2. Add to the Slow Cooker:

  • Place chicken thighs in the slow cooker.
  • Pour the sauce over the chicken, making sure it’s well coated.

3. Cook Until Tender:

  • Cook on LOW for 5-6 hours or HIGH for 2.5-3 hours, until chicken is tender and fully cooked.

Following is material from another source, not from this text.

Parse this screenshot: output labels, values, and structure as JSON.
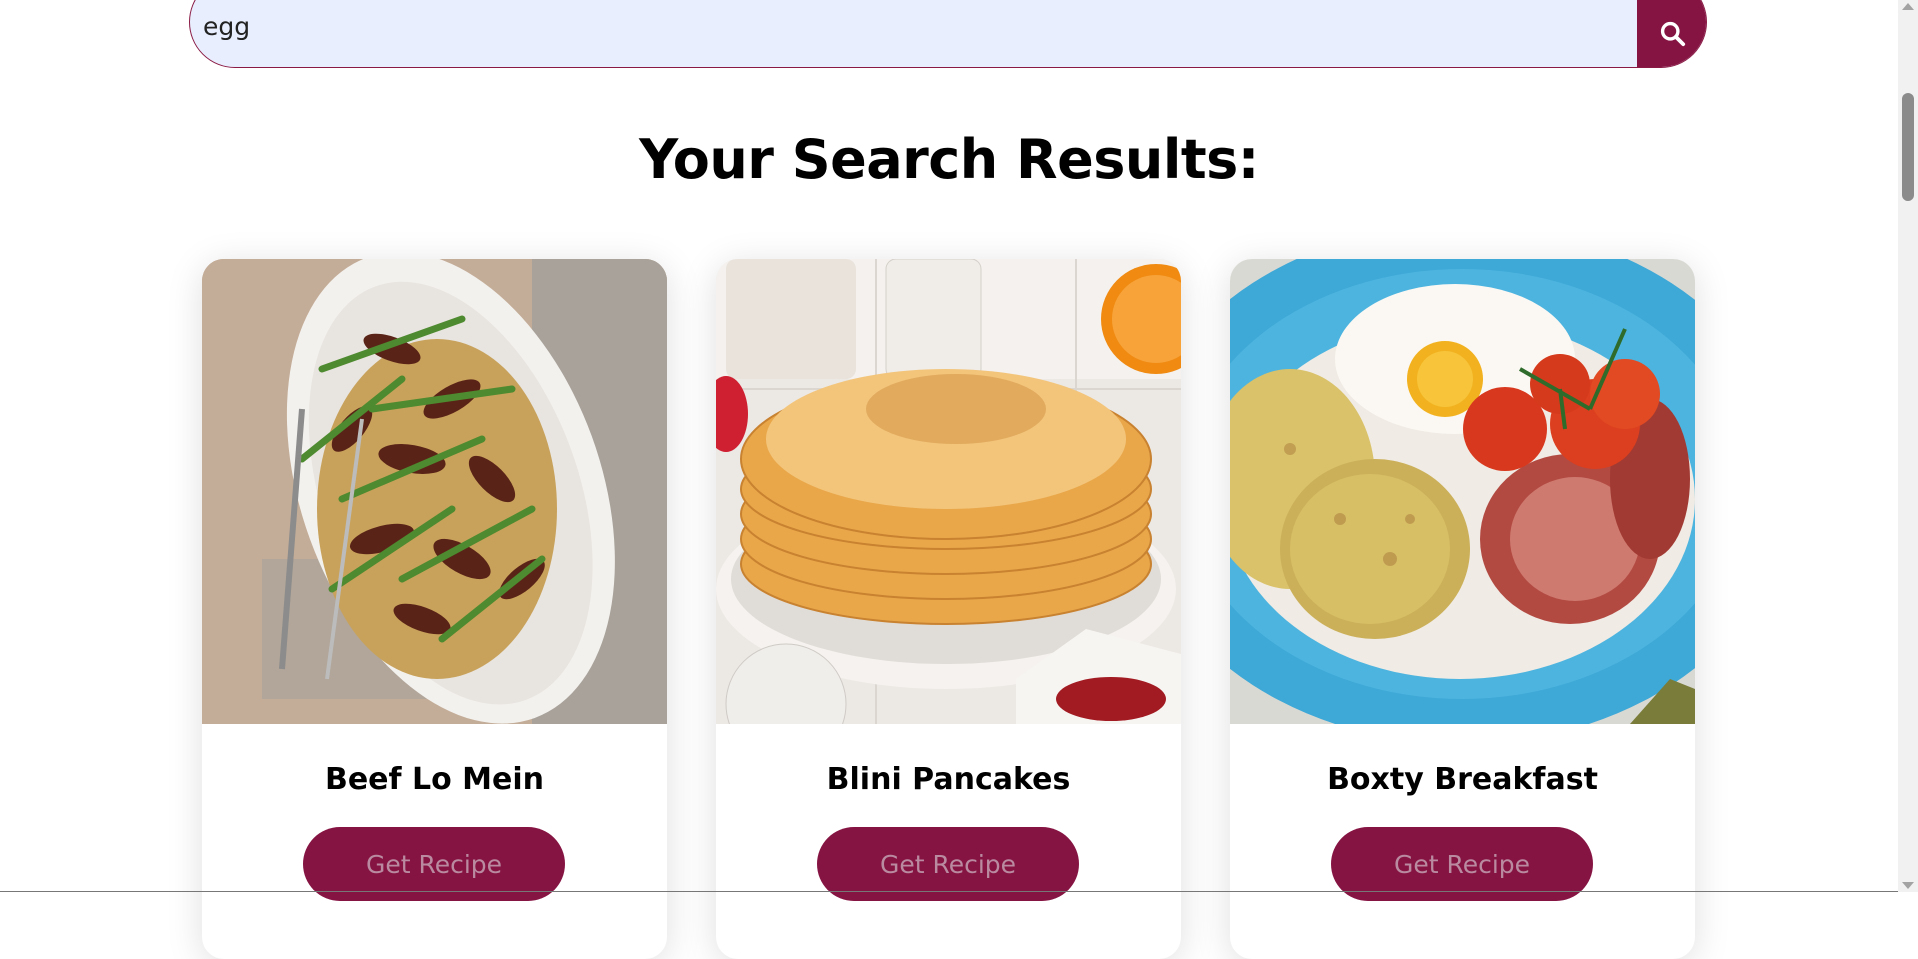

4. Thicken the Sauce (Optional):

  • Remove the chicken and set aside.
  • In a small bowl, mix 1 tbsp cornstarch with 2 tbsp water to create a slurry.
  • Stir into the sauce and let cook for 5-10 minutes on HIGH until thickened.
  • Return the chicken to the slow cooker and toss to coat.

5. Serve & Enjoy:

  • Garnish with sesame seeds and green onions.
  • Serve over rice, noodles, or steamed veggies!

Notes

  • Want crispy chicken? Broil for 2-3 minutes after slow cooking for extra caramelization.
  • Use bone-in thighs for more flavor! Adjust cooking time to 6-7 hours on LOW.
  • Storage: Keeps well in the fridge for 4 days or freezer for 3 months.